We revised Table 8 and added the time unit.
## Reviewer 3
We thank the reviewers for their helpful comments.
> The proposed solvers can be understood as greedy solvers for the minimum cost multicut problem. Yet, a problem definition is not given in the paper.
>
We will add the definition of the multicut problem. We agree that some of the algorithms (GAEC, GreedyFixation, GASP Average) can be understood as greedy solvers. However, it is not the case for all of them: those based on Max or Min linkage do not necessarely decrease the multicut objective function at every iteration. Only the Mutex Watershed was shown to optimize an objective closely related to the multicut problem [89, Wolf et al., 2020].
> The proposed algorithm GASP is very similar to GAEC proposed in Keuper et al., ICCV'2015, while it proposed to compare different greedy strategies. Previous follow-up works of Keuper et al. also tested alternative strategies. Especially the balanced edge contraction strategy in Kardoost et al, ACCV2018 is very similar to the proposed maximum average strategy. Yet, a comparison is missing.
>
We agree that this would be a meaningful comparison, but given the week for the rebuttal, we were not able to run the corresponding experiment in time.
**TODO: test balanced edge contraction on Cityscapes (and CREMI?)**
> A comparison to other greedy strategies such as the fusion moves approach (Beier et al.,ECCV 2016) or KLj (Keuper et al., ICCV 2015) is also missing and desirable, especially on the Cityscapes Instance segmentation example.
>
We are grateful for the suggestion. However, fusion moves approach and KLj are usually applied to smaller images or superpixels graphs, because they are computationally expensive.
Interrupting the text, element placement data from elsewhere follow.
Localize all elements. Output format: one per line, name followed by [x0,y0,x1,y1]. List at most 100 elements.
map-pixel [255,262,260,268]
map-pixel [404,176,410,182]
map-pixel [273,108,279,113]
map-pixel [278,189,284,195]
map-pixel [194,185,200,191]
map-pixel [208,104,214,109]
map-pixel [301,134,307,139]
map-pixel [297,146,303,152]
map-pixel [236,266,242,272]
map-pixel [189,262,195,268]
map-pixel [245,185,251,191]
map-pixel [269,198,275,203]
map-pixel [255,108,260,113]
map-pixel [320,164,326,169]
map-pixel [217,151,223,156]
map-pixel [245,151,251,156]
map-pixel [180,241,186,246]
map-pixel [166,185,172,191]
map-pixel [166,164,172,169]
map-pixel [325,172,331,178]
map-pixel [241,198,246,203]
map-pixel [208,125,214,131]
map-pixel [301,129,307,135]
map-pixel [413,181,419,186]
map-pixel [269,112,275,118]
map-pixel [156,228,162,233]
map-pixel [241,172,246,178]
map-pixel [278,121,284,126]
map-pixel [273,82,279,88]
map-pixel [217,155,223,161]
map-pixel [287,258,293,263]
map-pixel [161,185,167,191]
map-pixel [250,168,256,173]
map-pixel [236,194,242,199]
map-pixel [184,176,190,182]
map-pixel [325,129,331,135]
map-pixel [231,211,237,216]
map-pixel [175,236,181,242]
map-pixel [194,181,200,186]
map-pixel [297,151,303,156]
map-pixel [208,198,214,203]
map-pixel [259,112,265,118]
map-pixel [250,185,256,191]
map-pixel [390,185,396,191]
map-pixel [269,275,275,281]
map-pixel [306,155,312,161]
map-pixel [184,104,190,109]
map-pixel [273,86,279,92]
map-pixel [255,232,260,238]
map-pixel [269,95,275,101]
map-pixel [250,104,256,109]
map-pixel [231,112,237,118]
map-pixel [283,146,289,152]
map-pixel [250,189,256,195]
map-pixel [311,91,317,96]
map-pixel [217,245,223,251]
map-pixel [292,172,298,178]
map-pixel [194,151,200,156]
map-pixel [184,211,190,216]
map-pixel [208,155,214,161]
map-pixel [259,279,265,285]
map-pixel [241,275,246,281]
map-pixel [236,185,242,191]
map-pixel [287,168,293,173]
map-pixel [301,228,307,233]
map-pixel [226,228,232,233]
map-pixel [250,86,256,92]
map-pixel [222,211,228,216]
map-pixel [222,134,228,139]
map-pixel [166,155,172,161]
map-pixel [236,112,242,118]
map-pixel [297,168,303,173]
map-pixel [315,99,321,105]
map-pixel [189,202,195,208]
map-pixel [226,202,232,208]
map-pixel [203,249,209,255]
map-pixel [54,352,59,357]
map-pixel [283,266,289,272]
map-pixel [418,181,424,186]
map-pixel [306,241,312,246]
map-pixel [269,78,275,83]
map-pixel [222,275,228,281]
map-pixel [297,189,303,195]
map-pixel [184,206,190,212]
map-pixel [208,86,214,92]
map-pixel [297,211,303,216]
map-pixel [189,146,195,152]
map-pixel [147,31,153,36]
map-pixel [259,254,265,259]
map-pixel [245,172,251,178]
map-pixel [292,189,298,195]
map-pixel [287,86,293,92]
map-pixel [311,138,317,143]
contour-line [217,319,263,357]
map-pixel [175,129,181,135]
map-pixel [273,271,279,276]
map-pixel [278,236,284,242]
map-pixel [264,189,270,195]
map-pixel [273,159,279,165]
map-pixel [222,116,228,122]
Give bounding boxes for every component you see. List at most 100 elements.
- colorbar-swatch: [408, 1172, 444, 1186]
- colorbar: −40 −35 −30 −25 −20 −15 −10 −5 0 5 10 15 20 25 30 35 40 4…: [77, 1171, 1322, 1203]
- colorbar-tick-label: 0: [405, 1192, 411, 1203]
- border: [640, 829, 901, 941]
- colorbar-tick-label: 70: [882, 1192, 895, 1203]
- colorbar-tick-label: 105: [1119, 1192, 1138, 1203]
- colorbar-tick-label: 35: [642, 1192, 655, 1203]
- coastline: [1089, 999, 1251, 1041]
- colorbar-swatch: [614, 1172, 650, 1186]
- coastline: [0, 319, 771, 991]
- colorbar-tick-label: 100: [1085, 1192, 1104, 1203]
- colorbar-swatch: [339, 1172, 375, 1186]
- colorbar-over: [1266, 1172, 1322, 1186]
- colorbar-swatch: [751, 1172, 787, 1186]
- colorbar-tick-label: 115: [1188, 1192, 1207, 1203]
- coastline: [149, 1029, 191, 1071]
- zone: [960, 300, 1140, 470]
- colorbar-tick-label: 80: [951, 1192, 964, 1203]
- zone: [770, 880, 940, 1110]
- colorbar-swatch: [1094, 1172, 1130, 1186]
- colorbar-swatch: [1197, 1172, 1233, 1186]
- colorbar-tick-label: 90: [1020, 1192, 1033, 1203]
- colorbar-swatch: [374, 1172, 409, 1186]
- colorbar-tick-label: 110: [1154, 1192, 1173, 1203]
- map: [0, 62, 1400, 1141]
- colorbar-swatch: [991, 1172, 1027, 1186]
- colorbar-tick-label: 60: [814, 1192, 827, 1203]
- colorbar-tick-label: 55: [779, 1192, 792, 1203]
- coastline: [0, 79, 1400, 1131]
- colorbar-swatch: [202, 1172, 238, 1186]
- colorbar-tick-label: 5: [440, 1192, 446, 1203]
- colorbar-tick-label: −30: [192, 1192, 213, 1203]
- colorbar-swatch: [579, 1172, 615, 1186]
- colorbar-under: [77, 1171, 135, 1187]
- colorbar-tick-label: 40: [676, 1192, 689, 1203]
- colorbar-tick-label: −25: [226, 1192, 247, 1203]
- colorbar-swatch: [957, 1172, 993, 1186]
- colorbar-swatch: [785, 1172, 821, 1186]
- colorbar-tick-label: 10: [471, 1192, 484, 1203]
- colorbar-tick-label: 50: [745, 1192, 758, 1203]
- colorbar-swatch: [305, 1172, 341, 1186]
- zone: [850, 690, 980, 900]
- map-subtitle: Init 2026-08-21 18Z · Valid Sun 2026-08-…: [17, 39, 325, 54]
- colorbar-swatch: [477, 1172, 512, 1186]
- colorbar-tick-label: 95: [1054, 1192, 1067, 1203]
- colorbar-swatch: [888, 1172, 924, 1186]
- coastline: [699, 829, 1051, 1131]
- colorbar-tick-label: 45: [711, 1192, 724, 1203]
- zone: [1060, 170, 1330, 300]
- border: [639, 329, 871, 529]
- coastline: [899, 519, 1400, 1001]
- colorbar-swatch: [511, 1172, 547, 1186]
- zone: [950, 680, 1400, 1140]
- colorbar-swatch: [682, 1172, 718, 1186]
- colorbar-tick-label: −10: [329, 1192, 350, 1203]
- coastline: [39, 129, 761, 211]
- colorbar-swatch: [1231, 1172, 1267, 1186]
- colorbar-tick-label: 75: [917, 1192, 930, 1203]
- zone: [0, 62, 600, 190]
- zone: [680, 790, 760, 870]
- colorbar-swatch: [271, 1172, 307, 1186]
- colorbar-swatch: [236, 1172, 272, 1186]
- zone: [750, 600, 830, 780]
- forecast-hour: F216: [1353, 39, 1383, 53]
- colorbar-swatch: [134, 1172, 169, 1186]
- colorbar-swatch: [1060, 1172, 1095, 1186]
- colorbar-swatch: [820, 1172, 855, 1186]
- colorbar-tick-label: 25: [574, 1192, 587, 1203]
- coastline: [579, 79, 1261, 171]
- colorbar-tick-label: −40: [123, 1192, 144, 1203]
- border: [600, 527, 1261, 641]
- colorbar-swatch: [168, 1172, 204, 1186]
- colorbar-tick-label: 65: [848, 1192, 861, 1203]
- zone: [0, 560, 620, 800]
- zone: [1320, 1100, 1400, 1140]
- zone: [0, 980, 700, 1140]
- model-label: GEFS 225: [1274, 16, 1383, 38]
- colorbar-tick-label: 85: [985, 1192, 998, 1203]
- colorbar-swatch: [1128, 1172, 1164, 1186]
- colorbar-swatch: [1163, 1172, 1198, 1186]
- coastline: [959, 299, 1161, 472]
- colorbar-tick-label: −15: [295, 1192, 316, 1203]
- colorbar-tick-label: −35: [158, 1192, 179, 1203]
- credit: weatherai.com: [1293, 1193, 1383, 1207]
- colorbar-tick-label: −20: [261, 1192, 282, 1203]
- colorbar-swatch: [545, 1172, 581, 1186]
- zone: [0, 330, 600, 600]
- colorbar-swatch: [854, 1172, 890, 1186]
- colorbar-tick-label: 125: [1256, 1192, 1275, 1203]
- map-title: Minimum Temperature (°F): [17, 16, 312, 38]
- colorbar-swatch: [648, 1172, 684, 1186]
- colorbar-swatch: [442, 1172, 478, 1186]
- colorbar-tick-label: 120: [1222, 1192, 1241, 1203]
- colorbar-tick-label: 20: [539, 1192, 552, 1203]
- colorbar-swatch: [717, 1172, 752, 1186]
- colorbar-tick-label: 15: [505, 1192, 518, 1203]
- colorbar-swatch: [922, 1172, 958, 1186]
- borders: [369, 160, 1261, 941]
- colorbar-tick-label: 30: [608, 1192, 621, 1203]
Given the time we have for the rebuttal, it is not feasible to run this comparison on the Cityscapes dataset.
**TODO?**
> Decomposition problems on signed graphs can be evaluated by the cost of the resulting cut. These numbers should be reported in tables 2 and 4, in addition to the application driven segmentation metrics.
>
We will add the numbers to Tables 2 and 4.
> In general, I wonder why these methods are not evaluated on seminal benchmarks such as the OpenGM benchmark (http://hciweb2.iwr.uni-heidelberg.de/opengm/index.php?l0=benchmark).
>
The focus of our paper is on pixel grid graphs from images. An additional comparison with OpenGM would be possible and we will consider it for future work, but it seems to be out of the scope of this study.